When stream: true, returns newline-delimited JSON:

{"type": "text", "text": "Let me "}
{"type": "text", "text": "check..."}
{"type": "tool_use", "id": "toolu_01abc", "name": "list_campaign_sources", "input": {}}
{"type": "message_complete", "stop_reason": "tool_use", "usage": {...}}

This means 100% of cbapp chat traffic can route through CBAI!


Other Considerations

Streaming Support

Current Status: CBAI supports streaming (stream: true), but cbapp doesn't currently use streaming.

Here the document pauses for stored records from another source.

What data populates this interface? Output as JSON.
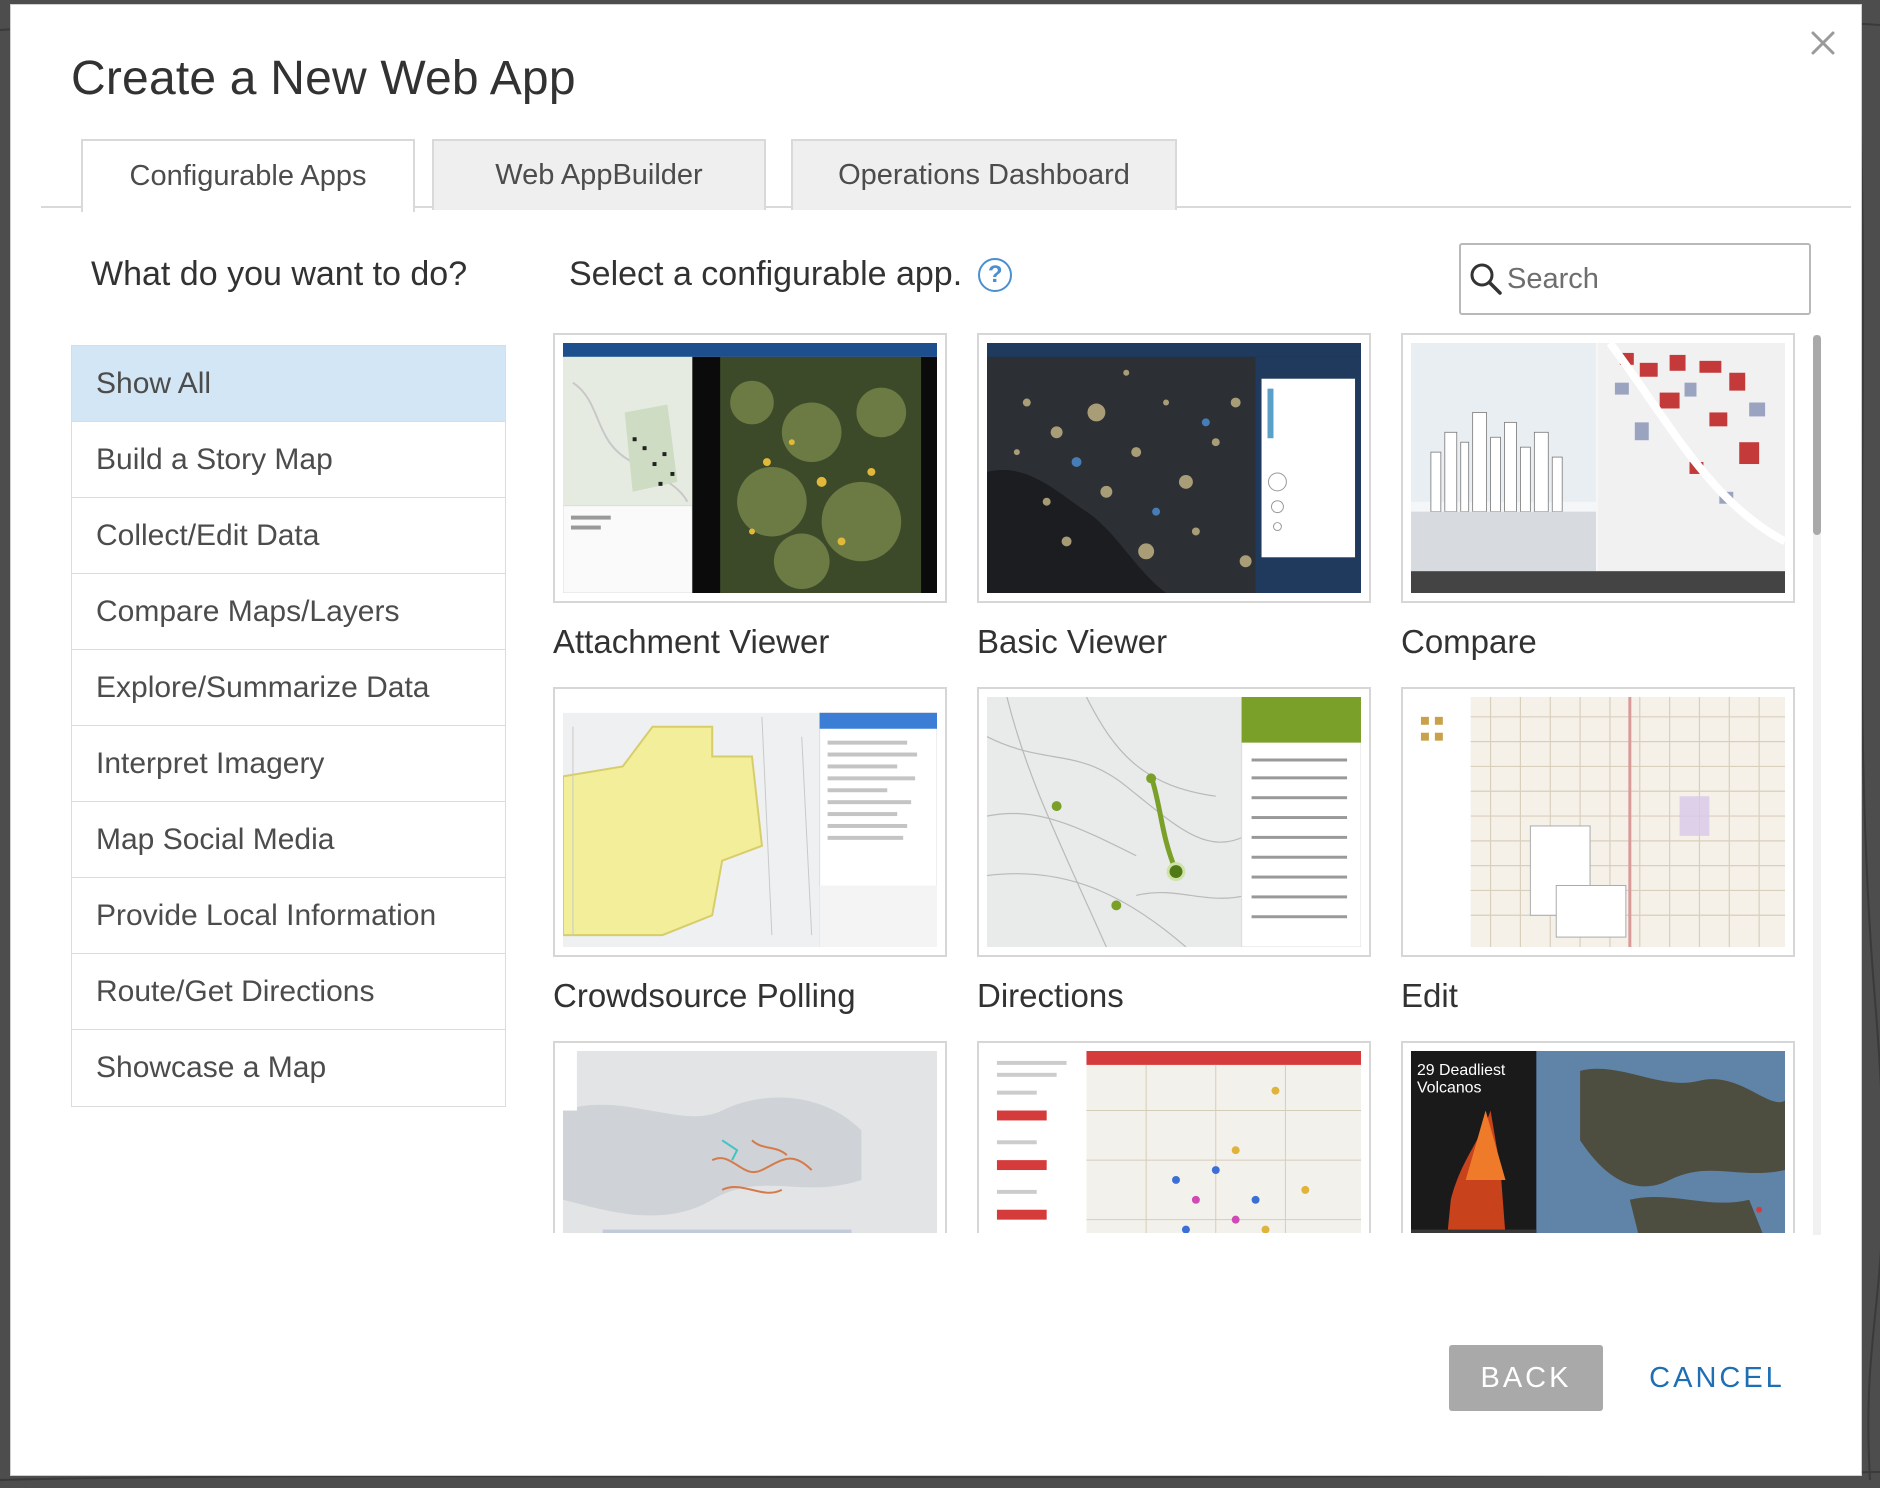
{
  "dialog": {
    "title": "Create a New Web App",
    "close_icon": "close-icon"
  },
  "tabs": [
    {
      "label": "Configurable Apps",
      "active": true
    },
    {
      "label": "Web AppBuilder",
      "active": false
    },
    {
      "label": "Operations Dashboard",
      "active": false
    }
  ],
  "left": {
    "heading": "What do you want to do?",
    "categories": [
      {
        "label": "Show All",
        "selected": true
      },
      {
        "label": "Build a Story Map",
        "selected": false
      },
      {
        "label": "Collect/Edit Data",
        "selected": false
      },
      {
        "label": "Compare Maps/Layers",
        "selected": false
      },
      {
        "label": "Explore/Summarize Data",
        "selected": false
      },
      {
        "label": "Interpret Imagery",
        "selected": false
      },
      {
        "label": "Map Social Media",
        "selected": false
      },
      {
        "label": "Provide Local Information",
        "selected": false
      },
      {
        "label": "Route/Get Directions",
        "selected": false
      },
      {
        "label": "Showcase a Map",
        "selected": false
      }
    ]
  },
  "right": {
    "heading": "Select a configurable app.",
    "help_icon": "help-icon",
    "search": {
      "placeholder": "Search",
      "value": ""
    },
    "apps": [
      {
        "label": "Attachment Viewer",
        "thumb_overlay": ""
      },
      {
        "label": "Basic Viewer",
        "thumb_overlay": ""
      },
      {
        "label": "Compare",
        "thumb_overlay": ""
      },
      {
        "label": "Crowdsource Polling",
        "thumb_overlay": ""
      },
      {
        "label": "Directions",
        "thumb_overlay": ""
      },
      {
        "label": "Edit",
        "thumb_overlay": ""
      },
      {
        "label": "",
        "thumb_overlay": ""
      },
      {
        "label": "",
        "thumb_overlay": ""
      },
      {
        "label": "",
        "thumb_overlay": "29 Deadliest Volcanos"
      }
    ]
  },
  "buttons": {
    "back": "BACK",
    "cancel": "CANCEL"
  },
  "colors": {
    "accent": "#1f6fb5",
    "selected_bg": "#d2e6f5",
    "back_bg": "#a9a9a9"
  }
}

Impact: None for current implementation.

Future: Could improve UX with streaming responses in chat interface.

Model Selection

CBAI Defaults: - Ollama: mistral-small3.2:latest - Claude: claude-sonnet-4-5-20250929

cbapp Current: - Claude: claude-sonnet-4-20250514 - Ollama embed: nomic-embed-text:latest

Note: Model versions differ slightly - verify compatibility during testing.


Rollback Plan

If issues occur after enabling CBAI:

  1. Immediate: Set CBAI_ENABLED=false in .env
  2. Restart: sudo systemctl restart {tenant}-api
  3. Verify: Check /api/cb-chat/health returns anthropic_configured: true

No code changes required - adapter automatically routes to direct calls.


Success Metrics

Metric Target Measurement
Response latency ≤10% increase Compare CBAI vs direct timing
Error rate ≤1% Monitor CBAI health endpoint
User experience No change No UI/behavior differences
Token accuracy 100% match Compare usage tracking

Timeline

Phase Duration Deliverable
1. Module creation 1 day src/lib/cbai/ implemented
2. Adapter integration 1 day Integration points updated
3. Testing 2 days Unit + integration tests passing
4. Testsite rollout 1 week Monitoring on testsite
5. Full rollout 1 day All tenants enabled

Questions for AI Team

  1. Tool Use: Can CBAI be extended to support Anthropic's tool use format? ANSWERED: Yes! /api/v1/chat/tools fully supports it!
  2. Authentication: Should we add tenant ID headers for usage tracking?
  3. Rate Limits: Are there per-tenant or global rate limits?
  4. SLA: What's the expected uptime for ai.nominate.ai?
  5. Model Updates: How will model version updates be communicated?


This plan enables incremental adoption of CBAI while maintaining full backward compatibility. The user experience remains unchanged, but infrastructure becomes more manageable.